To mention about the limitations, the apparent limitation of the present study was that we did not actively seek the comorbidities due to its retrospective design. However, our hospital’s electronic database system allowed us to see all other physician-diagnosed comorbid conditions of the patients correctly and to evaluate the treatments they receive for them. Since our database system is quite structured and provides detailed information about the past medical history of the patients, we do not think that missing comorbidities have significant impact on our results, if any.

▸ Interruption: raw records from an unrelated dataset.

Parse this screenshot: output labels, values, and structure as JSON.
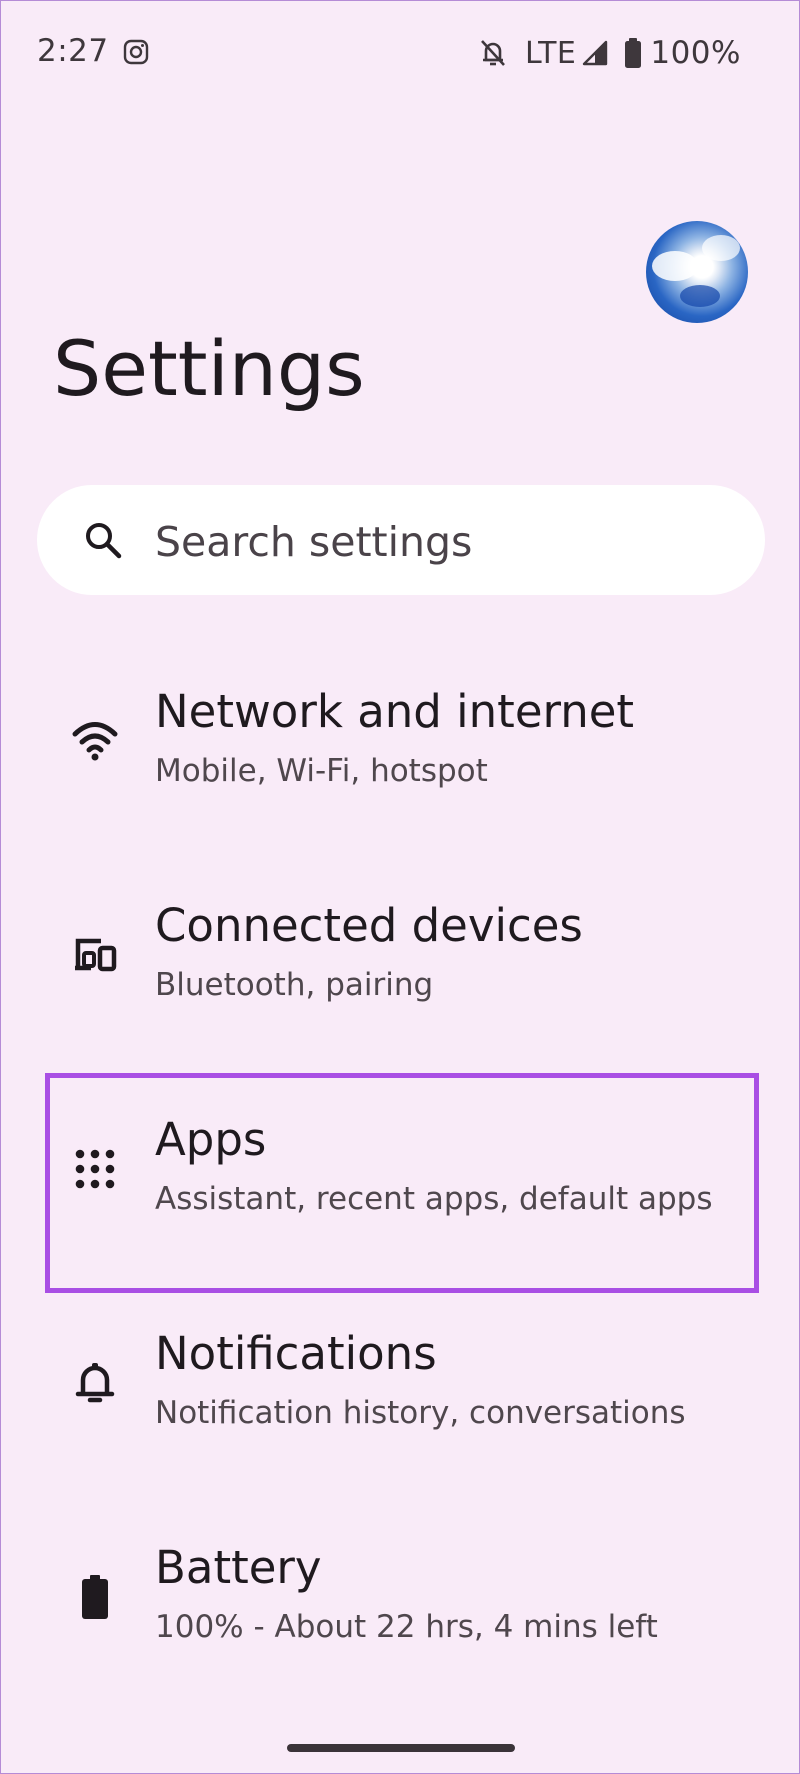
{
  "status_bar": {
    "time": "2:27",
    "network": "LTE",
    "battery": "100%",
    "icons": [
      "instagram-icon",
      "notifications-off-icon",
      "signal-icon",
      "battery-icon"
    ]
  },
  "header": {
    "title": "Settings"
  },
  "search": {
    "placeholder": "Search settings"
  },
  "items": [
    {
      "title": "Network and internet",
      "subtitle": "Mobile, Wi-Fi, hotspot",
      "icon": "wifi-icon"
    },
    {
      "title": "Connected devices",
      "subtitle": "Bluetooth, pairing",
      "icon": "devices-icon"
    },
    {
      "title": "Apps",
      "subtitle": "Assistant, recent apps, default apps",
      "icon": "apps-grid-icon",
      "highlighted": true
    },
    {
      "title": "Notifications",
      "subtitle": "Notification history, conversations",
      "icon": "bell-icon"
    },
    {
      "title": "Battery",
      "subtitle": "100% - About 22 hrs, 4 mins left",
      "icon": "battery-icon"
    }
  ],
  "colors": {
    "background": "#f9ebf8",
    "highlight": "#a94ee4",
    "text_primary": "#1f1a1f",
    "text_secondary": "#4f474d",
    "search_background": "#ffffff"
  }
}
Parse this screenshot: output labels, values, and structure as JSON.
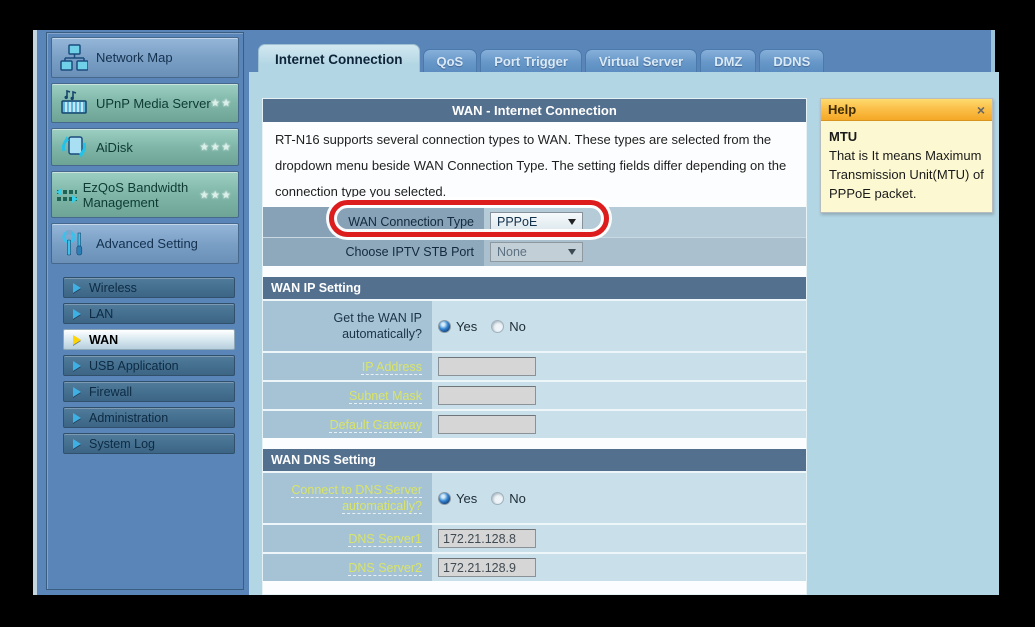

The present study is a new one directly addressing the relationship between the long-term mortality in COPD and the number of comorbidities. We believe that our findings will contribute significantly to the limited literature in this field. In our study, comorbidities were found to be the most important parameter negatively influencing the mortality. The relevant data yielded that comorbidity rates in COPD patients with severe exacerbation were high, and the increasing number of comorbidities also increased the mortality rates in long-term follow-up. To conclude, our results strongly underline the fact again that, to be speaking about a better and more affective COPD management, the comorbidities must be actively sought and treated in COPD patients.
Conflicts of Interest: The authors have no conflicts of interest to declare.
Ethical Statement: This retrospective study was approved by the Hospital’s local ethics committee (date 12.03.2018, issue 11/038). No informed consent was obtained from the patients due to the retrospective recording of their data.